4 Key Considerations to Gain Muscle Mass

4 Key Considerations to Gain Muscle Mass
In today's society weight is almost a taboo word. There is
an obsession in society and in the media with losing weight
fast. However, some people do not need to be thinner and
actually need to put on a little weight. If they gain
muscle mass instead of fat they will not only put on
weight, but they will look better for it too. In this
article I discuss four guidelines to help you can gain
muscle mass:

1) DIET:- Most people who exercise regularly monitor their
food intake. They control the quantities they are
consuming and avoid certain types of food. To gain muscle
mass you need to focus on increasing your caloric intake
and your protein intake. You may also gain fat in this
process (as a result of consuming additional calories) but
if you stick to a regular exercise routine you should soon
lose this excess fat whilst maintaining the muscle you have
gained.

Gaining fat initially is not a bad thing. The excess fat
will give you the additional energy and calories required
to gain muscle mass. Once you gain the desired amount of
muscle you can then change your diet to one that promotes
fat burning as opposed to muscle gain till you reach a
happy medium. Some athletes have reported that it is
easier to lose their excess fat by following a fat loss
diet for a short period after they have reached their
preferred muscle weight and continuing with their same
workout.

2) NUMBER OF MEALS:- If you are eating to gain muscle it is
recommended that you increase your number of daily meals to
5 or 6. By eating more regularly you can saturate your
body with amino acids and glycogen (gained from
carbohydrates and proteins) and ensure that your body does
not enter starvation mode (whereby it would start burning
muscle tissues).

3) WEIGHT TRAINING:- Eating the right food is a step in the
right direction but without proper training you will not
gain muscle mass. In the beginning you should do all your
weight training under the supervision of a trained
instructor. They will be able to make sure you are doing
the exercises in the right way, thereby avoiding injury.
They can also show you the best exercises for building
muscle. For example, squats and presses are good ways to
gain muscle mass.

4) OVER TRAINING:- Over training is a major factor behind
bodybuilders failing to gain muscle mass. You need to give
your body time to rest and repair so that your muscles can
grow. To avoid over training you should try to limit each
session to 2 hours maximum, not train for more than 2
consecutive days and take a week off every 6-8 weeks.
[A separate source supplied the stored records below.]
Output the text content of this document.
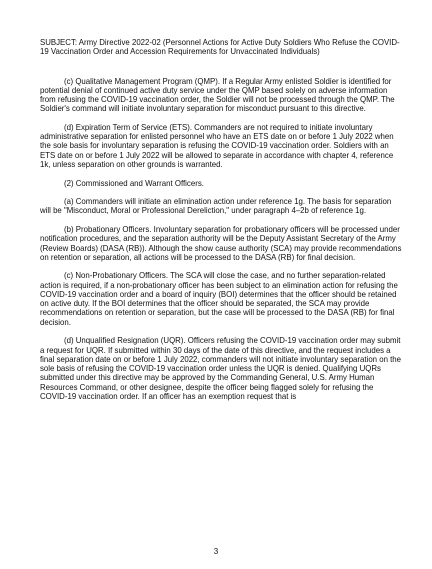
SUBJECT: Army Directive 2022-02 (Personnel Actions for Active Duty Soldiers Who Refuse the COVID-19 Vaccination Order and Accession Requirements for Unvaccinated Individuals)

(c) Qualitative Management Program (QMP). If a Regular Army enlisted Soldier is identified for potential denial of continued active duty service under the QMP based solely on adverse information from refusing the COVID-19 vaccination order, the Soldier will not be processed through the QMP. The Soldier's command will initiate involuntary separation for misconduct pursuant to this directive.

(d) Expiration Term of Service (ETS). Commanders are not required to initiate involuntary administrative separation for enlisted personnel who have an ETS date on or before 1 July 2022 when the sole basis for involuntary separation is refusing the COVID-19 vaccination order. Soldiers with an ETS date on or before 1 July 2022 will be allowed to separate in accordance with chapter 4, reference 1k, unless separation on other grounds is warranted.

(2) Commissioned and Warrant Officers.

(a) Commanders will initiate an elimination action under reference 1g. The basis for separation will be "Misconduct, Moral or Professional Dereliction," under paragraph 4–2b of reference 1g.

(b) Probationary Officers. Involuntary separation for probationary officers will be processed under notification procedures, and the separation authority will be the Deputy Assistant Secretary of the Army (Review Boards) (DASA (RB)). Although the show cause authority (SCA) may provide recommendations on retention or separation, all actions will be processed to the DASA (RB) for final decision.

(c) Non-Probationary Officers. The SCA will close the case, and no further separation-related action is required, if a non-probationary officer has been subject to an elimination action for refusing the COVID-19 vaccination order and a board of inquiry (BOI) determines that the officer should be retained on active duty. If the BOI determines that the officer should be separated, the SCA may provide recommendations on retention or separation, but the case will be processed to the DASA (RB) for final decision.

(d) Unqualified Resignation (UQR). Officers refusing the COVID-19 vaccination order may submit a request for UQR. If submitted within 30 days of the date of this directive, and the request includes a final separation date on or before 1 July 2022, commanders will not initiate involuntary separation on the sole basis of refusing the COVID-19 vaccination order unless the UQR is denied. Qualifying UQRs submitted under this directive may be approved by the Commanding General, U.S. Army Human Resources Command, or other designee, despite the officer being flagged solely for refusing the COVID-19 vaccination order. If an officer has an exemption request that is

3
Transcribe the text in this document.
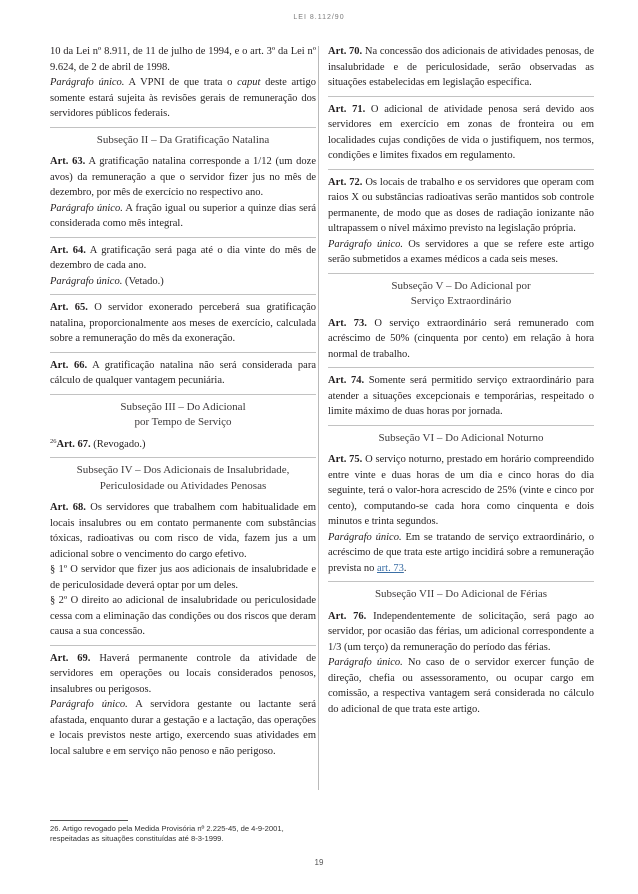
LEI 8.112/90

10 da Lei nº 8.911, de 11 de julho de 1994, e o art. 3º da Lei nº 9.624, de 2 de abril de 1998.

Parágrafo único. A VPNI de que trata o caput deste artigo somente estará sujeita às revisões gerais de remuneração dos servidores públicos federais.

Subseção II – Da Gratificação Natalina

Art. 63. A gratificação natalina corresponde a 1/12 (um doze avos) da remuneração a que o servidor fizer jus no mês de dezembro, por mês de exercício no respectivo ano.

Parágrafo único. A fração igual ou superior a quinze dias será considerada como mês integral.

Art. 64. A gratificação será paga até o dia vinte do mês de dezembro de cada ano.

Parágrafo único. (Vetado.)

Art. 65. O servidor exonerado perceberá sua gratificação natalina, proporcionalmente aos meses de exercício, calculada sobre a remuneração do mês da exoneração.

Art. 66. A gratificação natalina não será considerada para cálculo de qualquer vantagem pecuniária.

Subseção III – Do Adicional
por Tempo de Serviço

$^{26}$Art. 67. (Revogado.)

Subseção IV – Dos Adicionais de Insalubridade,
Periculosidade ou Atividades Penosas

Art. 68. Os servidores que trabalhem com habitualidade em locais insalubres ou em contato permanente com substâncias tóxicas, radioativas ou com risco de vida, fazem jus a um adicional sobre o vencimento do cargo efetivo.

§ 1º O servidor que fizer jus aos adicionais de insalubridade e de periculosidade deverá optar por um deles.

§ 2º O direito ao adicional de insalubridade ou periculosidade cessa com a eliminação das condições ou dos riscos que deram causa a sua concessão.

Art. 69. Haverá permanente controle da atividade de servidores em operações ou locais considerados penosos, insalubres ou perigosos.

Parágrafo único. A servidora gestante ou lactante será afastada, enquanto durar a gestação e a lactação, das operações e locais previstos neste artigo, exercendo suas atividades em local salubre e em serviço não penoso e não perigoso.

Art. 70. Na concessão dos adicionais de atividades penosas, de insalubridade e de periculosidade, serão observadas as situações estabelecidas em legislação específica.

Art. 71. O adicional de atividade penosa será devido aos servidores em exercício em zonas de fronteira ou em localidades cujas condições de vida o justifiquem, nos termos, condições e limites fixados em regulamento.

Art. 72. Os locais de trabalho e os servidores que operam com raios X ou substâncias radioativas serão mantidos sob controle permanente, de modo que as doses de radiação ionizante não ultrapassem o nível máximo previsto na legislação própria.

Parágrafo único. Os servidores a que se refere este artigo serão submetidos a exames médicos a cada seis meses.

Subseção V – Do Adicional por
Serviço Extraordinário

Art. 73. O serviço extraordinário será remunerado com acréscimo de 50% (cinquenta por cento) em relação à hora normal de trabalho.

Art. 74. Somente será permitido serviço extraordinário para atender a situações excepcionais e temporárias, respeitado o limite máximo de duas horas por jornada.

Subseção VI – Do Adicional Noturno

Art. 75. O serviço noturno, prestado em horário compreendido entre vinte e duas horas de um dia e cinco horas do dia seguinte, terá o valor-hora acrescido de 25% (vinte e cinco por cento), computando-se cada hora como cinquenta e dois minutos e trinta segundos.

Parágrafo único. Em se tratando de serviço extraordinário, o acréscimo de que trata este artigo incidirá sobre a remuneração prevista no art. 73.

Subseção VII – Do Adicional de Férias

Art. 76. Independentemente de solicitação, será pago ao servidor, por ocasião das férias, um adicional correspondente a 1/3 (um terço) da remuneração do período das férias.

Parágrafo único. No caso de o servidor exercer função de direção, chefia ou assessoramento, ou ocupar cargo em comissão, a respectiva vantagem será considerada no cálculo do adicional de que trata este artigo.

26. Artigo revogado pela Medida Provisória nº 2.225-45, de 4-9-2001, respeitadas as situações constituídas até 8-3-1999.
19
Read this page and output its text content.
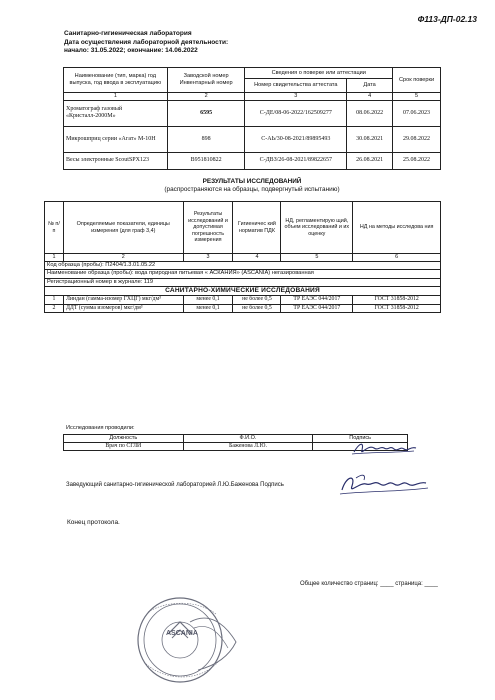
Ф113-ДП-02.13
Санитарно-гигиеническая лаборатория
Дата осуществления лабораторной деятельности:
начало: 31.05.2022; окончание: 14.06.2022
Наименование (тип, марка) год выпуска, год ввода в эксплуатацию	Заводской номер Инвентарный номер	Сведения о поверке или аттестации		Срок поверки
		Номер свидетельства аттестата	Дата	
1	2	3	4	5
Хроматограф газовый «Кристалл-2000М»	6595	С-ДЕ/08-06-2022/162509277	08.06.2022	07.06.2023
Микрошприц серии «Агат» М-10Н	898	С-АЬ/30-08-2021/89895493	30.08.2021	29.08.2022
Весы электронные ScoutSPX123	B951810822	С-ДВЗ/26-08-2021/89822657	26.08.2021	25.08.2022
РЕЗУЛЬТАТЫ ИССЛЕДОВАНИЙ
(распространяются на образцы, подвергнутый испытанию)
№ п/п	Определяемые показатели, единицы измерения (для граф 3,4)	Результаты исследований и допустимая погрешность измерения	Гигиеничес кий норматив ПДК	НД, регламентирую щий, объем исследований и их оценку	НД на методы исследова ния
1	2	3	4	5	6
Код образца (пробы): П2404/1.3.01.05.22					
Наименование образца (пробы): вода природная питьевая « АСКАНИЯ» (ASCANIA) негазированная					
Регистрационный номер в журнале: 119					
САНИТАРНО-ХИМИЧЕСКИЕ ИССЛЕДОВАНИЯ					
1	Линдан (гамма-изомер ГХЦГ) мкг/дм³	менее 0,1	не более 0,5	ТР ЕАЭС 044/2017	ГОСТ 31858-2012
2	ДДТ (сумма изомеров) мкг/дм³	менее 0,1	не более 0,5	ТР ЕАЭС 044/2017	ГОСТ 31858-2012
Исследования проводили:
Должность	Ф.И.О.	Подпись
Врач по СГЛИ	Баженова Л.Ю.	
Заведующий санитарно-гигиенической лабораторией Л.Ю.Баженова Подпись
Конец протокола.
Общее количество страниц: ____ страница: ____
ASCANIA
Gaining muscle mass is a great but often overlooked way to
improve your health and overall appearance. Building
muscle can be difficult when you are a beginner because you
are unsure what exercises to do, what foods to eat and what
supplements to take. However, with the right information
it gets a lot easier. I hope this article has given you a
few pointers and helps you in your quest to gain muscle
mass.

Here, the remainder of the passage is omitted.